Pour mon article, j'ai écouté pendant plusieurs années des podcasts et des vidéos sur la plateforme de streaming YouTube allant parfois jusqu'à fréquenter des personnes appartenant à cette mouvance polymorphe. Je ne citerai personne afin de préserver leur relatif anonymat et afin de ne pas faire de publicité à ce qui s'apparente parfois, mais pas toujours, à des sectes telles que les définit le Code Pénal.

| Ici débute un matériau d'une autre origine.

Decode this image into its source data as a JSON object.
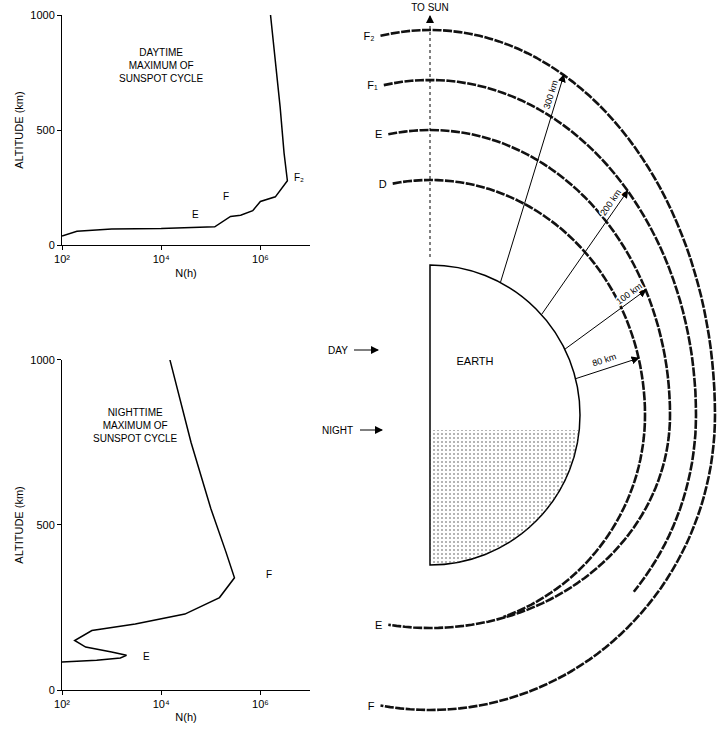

J'évoquai plus haut le caractère polymorphe de cette mouvance. En réalité, ses bases théoriques puisent dans un matériau complexe de références qu'on pourrait qualifier de syncrétisme religieux. Tout comme la Theosophie de Blavatsky ou l'Anthroposophie de Steiner en leur temps, le New Age des années 60-70 réalisa une synthèse, loin des canons proposés par les religions institutionnelles. La période de trouble dans laquelle nous situons la résurgence de formes de spiritualité alternative correspondrait à l'effondrement du catholicisme en France autour de 2013, du protestantisme aux Etats-Unis, potentialisée par l'explosion d'internet et des réseaux sociaux. La chute des religions institutionnelles aurait laissé penser que la population occidentale s'orienterait vers un matérialisme. Au contraire, avec l'effondrement des spiritualités traditionnelles de l'Occident chrétien*1, le phénomène de reconversion touche une infime minorité, avant tout les classes moyennes autochtones, c'est-à-dire l'homme-souterrain*2, celui-là même disposant d'une bonne culture générale inculquée par sa scolarité mais dont l'ascension sociale fut compromise par des facteurs qu'il serait trop longs d'expliquer dans le présent article. Héritiers du rationalisme critique de Descartes et de Fontenelle, les nouveaux gourous syncrétisent à tour de bras via des numéros de passe-passe, entre d'une part les spiritualités orientales (Hindouisme, Bouddhisme), d'autre part un romantisme qui ne dit pas son nom. Le lien entre ces deux chapelles pouvant être Savitri Devi, soit un exemple selon lequel l'Occident post-chretien accapare une pensée exogène, non-traditionnelle, autre résurgence de l'exotisme romantique. Il faut mâtiner ce constat de psychologie américaine (positivisme de Seligman) et le tableau est fin prêt pour l'analyse. J'appellerai neo-New Age cette période s'étalant des années 2010 au début des années 2020.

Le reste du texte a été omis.